天圣铜人的颠沛流离之路
北京晚报

2026-04-14 13:41 语音播报


  ▌刘海永

《新铸铜人腧穴针灸图经》残碑
  上世纪六七十年代至八十年代,北京明代城墙地基下陆续出土宋代《新铸铜人腧穴针灸图经》残碑,揭开一段尘封千年的医学国宝往事。
  在北宋以前,医学名家的针灸技法不一、穴位名称混杂,既不利于医术传播,也难以传承后世。天圣元年(1023年),宋仁宗下诏,召集全国医学名家校勘整理古代针灸医籍,由医官牵头制定针灸穴位统一标准,推进针灸学术规范化。这项工作由王惟一主持,于天圣四年(1026年)完成,最终编纂成《新铸铜人腧穴针灸图经》。书中,王惟一系统阐述了经络与部位结合的腧穴排列方法,既清晰呈现经络系统,又方便针灸学习者临床取穴。
  书稿完成后,朝廷将其印刷颁行全国,定为法定针灸典籍,要求所有针灸医师、太医局针灸科医官必须以此为必读教材,作为临床施治的规范依据。
  尽管宋代印刷术已较为发达,但纸质书籍不易长期保存。为让这部典籍长久流传、便于后人观摩学习,朝廷又命工匠将《新铸铜人腧穴针灸图经》镌刻于石碑之上,即后世所称的宋天圣针经碑。石碑刻成后,陈列于大相国寺针灸图石壁堂。
  元代初年,这批石碑被运往元大都。历经百余年岁月侵蚀与朝代更迭,碑文已风化模糊。明代时,蒙古瓦剌屡次侵扰京师,明英宗为抵御进犯,下令加固北京城墙。《新铸铜人腧穴针灸图经》石碑竟被劈毁,当作城垣石材砌入墙中,沉睡数百年。

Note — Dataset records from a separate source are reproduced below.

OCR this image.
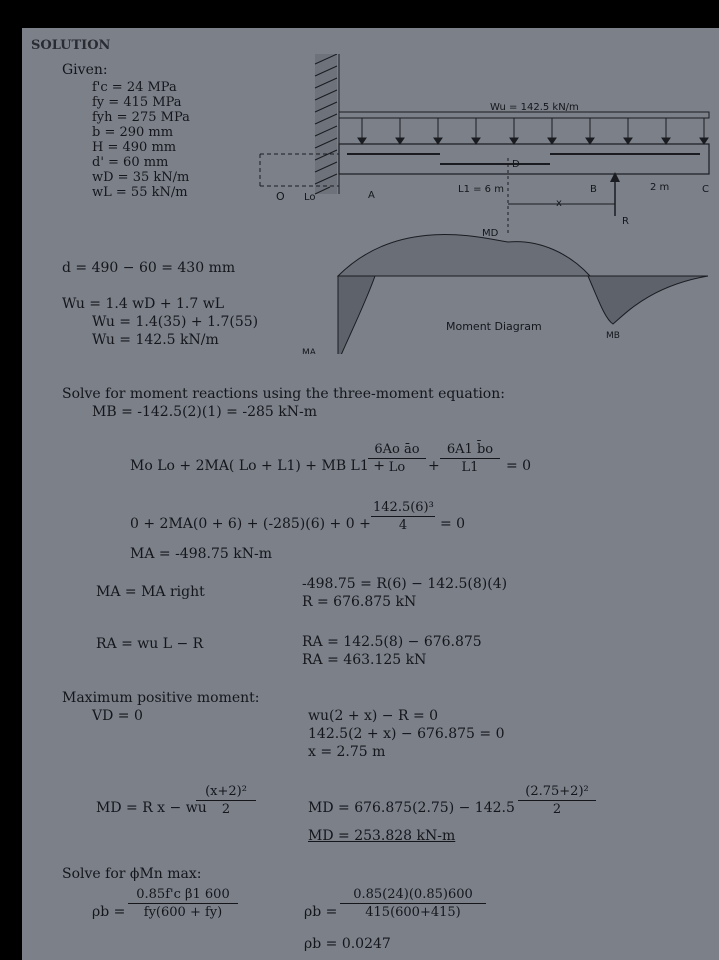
SOLUTION
Given:
f'c = 24 MPa
fy = 415 MPa
fyh = 275 MPa
b = 290 mm
H = 490 mm
d' = 60 mm
wD = 35 kN/m
wL = 55 kN/m
d = 490 − 60 = 430 mm
Wu = 1.4 wD + 1.7 wL
Wu = 1.4(35) + 1.7(55)
Wu = 142.5 kN/m
Wu = 142.5 kN/m
D
O Lo	A
L1 = 6 m
x
B	2 m	C
R
MD
Moment Diagram
MA
MB
Solve for moment reactions using the three-moment equation:
MB = -142.5(2)(1) = -285 kN-m
Mo Lo + 2MA( Lo + L1) + MB L1 +
$\frac{\text{6Ao āo}}{Lo} + \frac{6A1 b̄o}{L1} = 0$
$0 + 2MA(0 + 6) + (-285)(6) + 0 + \frac{\text{142.5(6)³}}{4} = 0$
MA = -498.75 kN-m
MA = MA right	-498.75 = R(6) − 142.5(8)(4)
R = 676.875 kN
RA = wu L − R	RA = 142.5(8) − 676.875
RA = 463.125 kN
Maximum positive moment:
VD = 0	wu(2 + x) − R = 0
142.5(2 + x) − 676.875 = 0
x = 2.75 m
MD = R x − wu
$\frac{\text{(x+2)²}}{2}$	MD = $676.875(2.75) - 142.5 \frac{\text{(2.75+2)²}}{2}$
MD = 253.828 kN-m
Solve for ϕMn max:
$\rho b = \frac{\text{0.85f'c β1 600}}{fy(600 + fy)}$	$\rho b = \frac{0.85(24)(0.85)600}{415(600+415)}$
ρb = 0.0247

  除了完成《新铸铜人腧穴针灸图经》的刊刻与立碑,王惟一希望制作直观教具,让针灸学习更易理解、便于普及,这一想法得到宋仁宗支持。铸造针灸铜人的工程由王惟一主持设计,北宋朝廷在全国征集能工巧匠,在开封专门设场铸造。经反复试制与完善,天圣五年十月壬辰,医官院向朝廷进献所铸腧穴铜人两具。因铸于天圣年间,这两尊铜人被称作天圣铜人。铜人铸成后送入宫中,宋仁宗观后十分赞赏,下旨将一尊安放于医官院,供医师研习;一尊置于大相国寺仁济殿,供世人观瞻。
  天圣铜人以青铜铸造,为青年男子裸体造型,身高1.62米。体表髹饰亮漆,以黑漆标示经脉循行路线与腧穴位置,腧穴名称用金字标注,全身共设腧穴354个。天圣铜人的铸造具有划时代意义:它是世界上最早的针灸教学模型,大幅弥补了当时石碑、书籍在针灸教学中的局限,为临床实践提供极大便利,有力推动针灸学发展。

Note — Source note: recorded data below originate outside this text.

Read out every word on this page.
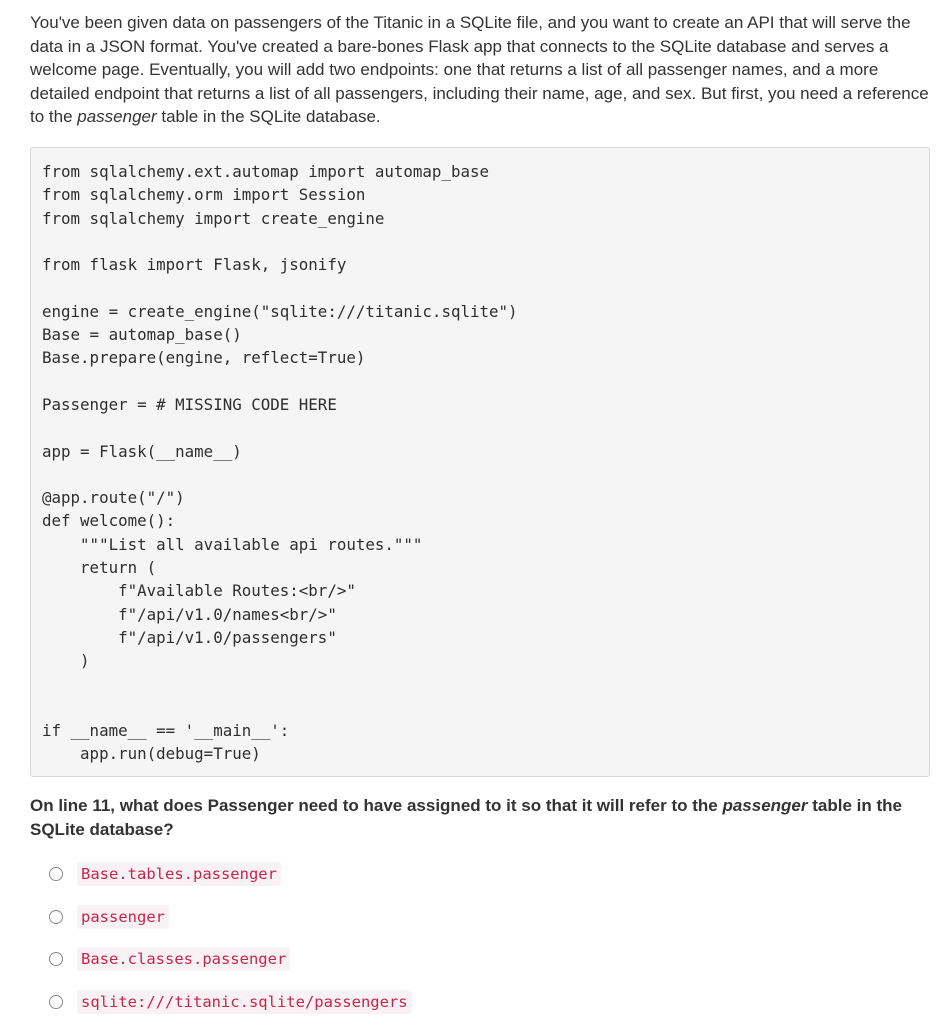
You've been given data on passengers of the Titanic in a SQLite file, and you want to create an API that will serve the data in a JSON format. You've created a bare-bones Flask app that connects to the SQLite database and serves a welcome page. Eventually, you will add two endpoints: one that returns a list of all passenger names, and a more detailed endpoint that returns a list of all passengers, including their name, age, and sex. But first, you need a reference to the passenger table in the SQLite database.
from sqlalchemy.ext.automap import automap_base
from sqlalchemy.orm import Session
from sqlalchemy import create_engine
from flask import Flask, jsonify
engine = create_engine("sqlite:///titanic.sqlite")
Base = automap_base()
Base.prepare(engine, reflect=True)
Passenger = # MISSING CODE HERE
app = Flask(__name__)
@app.route("/")
def welcome():
"""List all available api routes."""
return (
f"Available Routes:<br/>"
f"/api/v1.0/names<br/>"
f"/api/v1.0/passengers"
)
if __name__ == '__main__':
app.run(debug=True)
On line 11, what does Passenger need to have assigned to it so that it will refer to the passenger table in the SQLite database?
Base.tables.passenger
passenger
Base.classes.passenger
sqlite:///titanic.sqlite/passengers
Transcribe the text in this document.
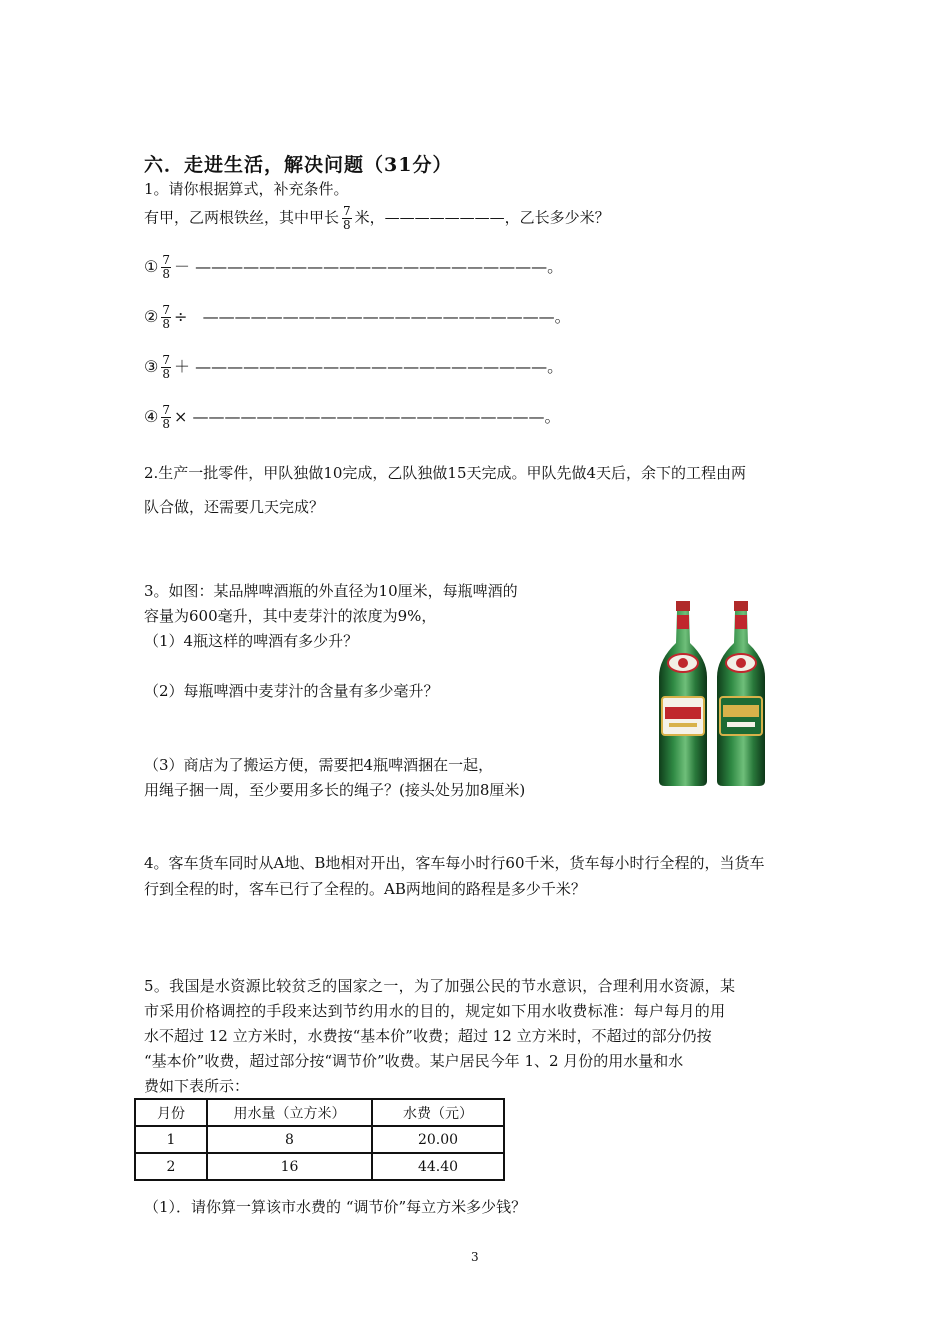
六．走进生活，解决问题（31分）
1。请你根据算式，补充条件。
有甲，乙两根铁丝，其中甲长 $\frac{7}{8}$ 米，————————，乙长多少米？
① $\frac{7}{8}$ － ——————————————————————。
② $\frac{7}{8}$ ÷ ——————————————————————。
③ $\frac{7}{8}$ ＋ ——————————————————————。
④ $\frac{7}{8}$ × ——————————————————————。
2.生产一批零件，甲队独做10完成，乙队独做15天完成。甲队先做4天后，余下的工程由两
队合做，还需要几天完成？
3。如图：某品牌啤酒瓶的外直径为10厘米，每瓶啤酒的
容量为600毫升，其中麦芽汁的浓度为9%，
（1）4瓶这样的啤酒有多少升？
（2）每瓶啤酒中麦芽汁的含量有多少毫升？
（3）商店为了搬运方便，需要把4瓶啤酒捆在一起，
用绳子捆一周，至少要用多长的绳子？(接头处另加8厘米)
4。客车货车同时从A地、B地相对开出，客车每小时行60千米，货车每小时行全程的，当货车
行到全程的时，客车已行了全程的。AB两地间的路程是多少千米？
5。我国是水资源比较贫乏的国家之一，为了加强公民的节水意识，合理利用水资源，某
市采用价格调控的手段来达到节约用水的目的，规定如下用水收费标准：每户每月的用
水不超过 12 立方米时，水费按“基本价”收费；超过 12 立方米时，不超过的部分仍按
“基本价”收费，超过部分按“调节价”收费。某户居民今年 1、2 月份的用水量和水
费如下表所示：
月份	用水量（立方米）	水费（元）
1	8	20.00
2	16	44.40
（1）．请你算一算该市水费的 “调节价”每立方米多少钱？
3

  天圣铜人不仅是针灸史上的创举,也是世界雕塑艺术史上的瑰宝,集中国古代医学与青铜铸造技艺于一身,属国之重宝。它作为世界最早的人体经脉腧穴模型、最早如实还原人体内脏与骨骼的解剖模型,比西洋医学解剖学家维萨里的《人体之构造》(1543年)问世早五百余年。
  天圣铜人铸成之后,便开启了颠沛流离的历程,留下诸多传奇往事。
  两尊铜人在北宋留存约百年,至靖康年间遭遇劫难。靖康二年(1127年)正月,金兵攻破汴京,大肆劫掠二十余日,王宫与民间珍宝、财物被洗劫一空,大批工匠、宫娥被掳走,其中一尊天圣铜人也被金人掠去。《续资治通鉴》《宋史纪事本末》均有天圣铜人被金人掳走的记载。
  另一尊铜人,由宋人在战乱中从大相国寺仁济殿秘密转移出城,后献给南宋朝廷。南宋灭亡后,这尊铜人被元军从临安运往汴梁(今开封),随后又转运至元大都。《元史》记载,该铜人在战乱中受损,由尼泊尔匠人阿尼哥主持修复。明正统八年(1443年),历经风雨的天圣铜人已显残破,明英宗下令重铸铜人,并重新镌刻《新铸铜人腧穴针灸图经》石碑。新铸铜人安放于太医院药王庙,后世称“明正统铜人”。而原天圣铜人此后去向,史籍无载,历经战乱最终不知所踪。
  开封大相国寺藏经楼耳房,曾陈列一尊仿铸天圣铜人,身高与常人相近,体貌端正、神态安详。《重铸宋代天圣针灸铜人铭》记载,该铜人由开封各界人士多方考证、协作复刻,于1987年10月“复置大相国寺”。